Caffe: solverstate depends on the current directory

Created on 22 Mar 2014 · 9Comments · Source: BVLC/caffe

The .solverstate files saved by caffe use relative pathnames to find the relevant parameter file. This means that resuming from a solverstate in the wrong directory can cause a crash, or worse (if there are parameter files in the current directory), silently use unexpected parameters.

We could:

Ignore and document this issue
Use absolute pathnames in solverstate files (but then moving them around becomes difficult)
Look for parameters in the same directory as the solverstate file
Embed parameters in the solverstate files (or vice versa) (but this couples things that might not want to be coupled)

documentation

Source

longjon

Most helpful comment

Sorry for opening this issue again, but what do you mean by relative path? From what I understood in the first place, if let's say solverstate and caffemodel are in the same folder, then the path of the caffemodel would be recorded as './caffemodel' by the solverstate. However, when I move both files to a different folder I get a 'caffemodel not found' error, at least using Python API. Is this a bug, or when one says relative path, he means something else?

VasLem on 17 May 2017

👍2

All 9 comments

We could:

Document the appropriate usage but not ignore the issue.
Create a SnapshotManager to take the responsibility of saving and loading the solverstate and parameter files with more flexible policies.
To avoid loading the incorrect parameter files, use UUID signatures, a little more expensive md5 or something similar for verification.

kloudkl on 22 Mar 2014

@longjon's 3 has my vote since it is reasonable to bundle a solverstate and its related params in the same directory and this option is simple to implement and document.

shelhamer on 22 Mar 2014

Whenever possible, we should fail early and fail often to avoid wasting the users precious time to run the incorrect networks. UUID signature helps avoid accidentally loading the wrong parameter files.

kloudkl on 22 Mar 2014

I vote for 3, there cannot be two parameter files with same name in the same directory.

Sent from my iPhone

On Mar 21, 2014, at 4:39 PM, longjon [email protected] wrote:

The .solverstate files saved by caffe use relative pathnames to find the relevant parameter file. This means that resuming from a solverstate in the wrong directory can cause a crash, or worse (if there are parameter files in the current directory), silently use unexpected parameters.

We could:

Ignore and document this issue
Use absolute pathnames in solverstate files (but then moving them around becomes difficult)
Look for parameters in the same directory as the solverstate file
Embed parameters in the solverstate files (or vice versa) (but this couples things that might not want to be coupled)
—
Reply to this email directly or view it on GitHub.

sguada on 22 Mar 2014

The parameter snapshot file name is not informative enough.

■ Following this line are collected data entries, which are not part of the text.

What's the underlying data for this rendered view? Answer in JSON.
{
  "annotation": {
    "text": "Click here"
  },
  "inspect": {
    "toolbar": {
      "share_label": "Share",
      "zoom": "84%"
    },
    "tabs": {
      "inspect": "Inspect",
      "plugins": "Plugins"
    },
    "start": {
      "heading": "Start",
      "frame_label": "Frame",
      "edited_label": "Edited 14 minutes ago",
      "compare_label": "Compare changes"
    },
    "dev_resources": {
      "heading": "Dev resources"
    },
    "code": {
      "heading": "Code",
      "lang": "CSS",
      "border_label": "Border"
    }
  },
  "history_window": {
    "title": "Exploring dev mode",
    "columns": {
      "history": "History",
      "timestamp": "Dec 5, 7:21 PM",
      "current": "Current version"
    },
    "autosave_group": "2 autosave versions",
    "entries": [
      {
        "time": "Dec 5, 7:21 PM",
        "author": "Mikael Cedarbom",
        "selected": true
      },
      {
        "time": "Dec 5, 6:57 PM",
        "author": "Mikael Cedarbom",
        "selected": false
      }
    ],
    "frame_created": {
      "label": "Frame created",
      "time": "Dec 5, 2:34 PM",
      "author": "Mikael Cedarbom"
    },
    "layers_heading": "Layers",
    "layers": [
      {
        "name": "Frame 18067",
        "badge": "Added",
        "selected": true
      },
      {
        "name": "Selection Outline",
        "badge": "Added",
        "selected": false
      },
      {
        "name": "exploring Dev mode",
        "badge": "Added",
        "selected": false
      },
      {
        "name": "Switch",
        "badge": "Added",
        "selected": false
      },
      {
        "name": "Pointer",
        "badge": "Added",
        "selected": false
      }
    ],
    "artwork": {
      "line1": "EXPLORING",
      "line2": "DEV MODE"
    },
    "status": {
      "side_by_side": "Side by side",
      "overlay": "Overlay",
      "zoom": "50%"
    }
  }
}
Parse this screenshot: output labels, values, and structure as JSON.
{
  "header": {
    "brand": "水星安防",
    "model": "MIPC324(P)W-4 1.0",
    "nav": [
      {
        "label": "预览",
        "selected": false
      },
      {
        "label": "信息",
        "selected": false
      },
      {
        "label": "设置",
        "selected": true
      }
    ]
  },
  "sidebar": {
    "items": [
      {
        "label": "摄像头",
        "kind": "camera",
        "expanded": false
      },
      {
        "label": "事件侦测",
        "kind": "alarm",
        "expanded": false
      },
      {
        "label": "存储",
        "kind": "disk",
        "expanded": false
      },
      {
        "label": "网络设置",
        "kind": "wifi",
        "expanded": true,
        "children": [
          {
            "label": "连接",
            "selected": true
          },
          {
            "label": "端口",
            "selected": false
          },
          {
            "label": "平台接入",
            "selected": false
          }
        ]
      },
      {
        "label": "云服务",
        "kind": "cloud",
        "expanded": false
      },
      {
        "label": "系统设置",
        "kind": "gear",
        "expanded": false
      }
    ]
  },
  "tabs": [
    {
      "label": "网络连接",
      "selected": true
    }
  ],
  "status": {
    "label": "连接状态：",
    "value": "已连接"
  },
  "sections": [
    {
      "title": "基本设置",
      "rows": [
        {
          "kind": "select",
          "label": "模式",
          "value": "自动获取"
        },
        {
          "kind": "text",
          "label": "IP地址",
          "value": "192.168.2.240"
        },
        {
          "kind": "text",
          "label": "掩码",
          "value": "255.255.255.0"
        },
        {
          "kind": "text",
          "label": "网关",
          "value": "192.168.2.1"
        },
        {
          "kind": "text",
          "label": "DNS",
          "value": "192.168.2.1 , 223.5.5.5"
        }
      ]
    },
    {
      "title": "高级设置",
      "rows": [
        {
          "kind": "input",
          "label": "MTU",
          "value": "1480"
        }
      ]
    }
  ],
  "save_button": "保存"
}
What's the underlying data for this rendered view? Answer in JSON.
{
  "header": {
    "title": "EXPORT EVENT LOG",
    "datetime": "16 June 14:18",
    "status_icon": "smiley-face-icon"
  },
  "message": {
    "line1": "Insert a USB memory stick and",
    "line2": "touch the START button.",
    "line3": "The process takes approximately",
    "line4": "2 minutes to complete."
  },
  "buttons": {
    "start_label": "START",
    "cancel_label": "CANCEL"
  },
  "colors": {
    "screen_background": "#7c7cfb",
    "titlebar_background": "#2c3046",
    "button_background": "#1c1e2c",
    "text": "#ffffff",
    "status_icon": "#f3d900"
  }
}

The users may mistakenly copy and paste irrelevant files of different experiments and override the ones that took hours or even days to train.

  NetParameter net_param;
  // For intermediate results, we will also dump the gradient values.
  net_->ToProto(&net_param, param_.snapshot_diff());
  string filename(param_.snapshot_prefix());
  const int kBufferSize = 20;
  char iter_str_buffer[kBufferSize];
  snprintf(iter_str_buffer, kBufferSize, "_iter_%d", iter_);
  filename += iter_str_buffer;
  LOG(INFO) << "Snapshotting to " << filename;
  WriteProtoToBinaryFile(net_param, filename.c_str());

kloudkl on 23 Mar 2014

VasLem on 17 May 2017

👍2

I have the same problem as @VasLem, when I move both files to a different folder, and then restore the solverstate, caffe complains about not being able to find the caffemodel in its original location. Unless I'm missing something, this doesn't seem like a relative path. Or do most people not run into this issue?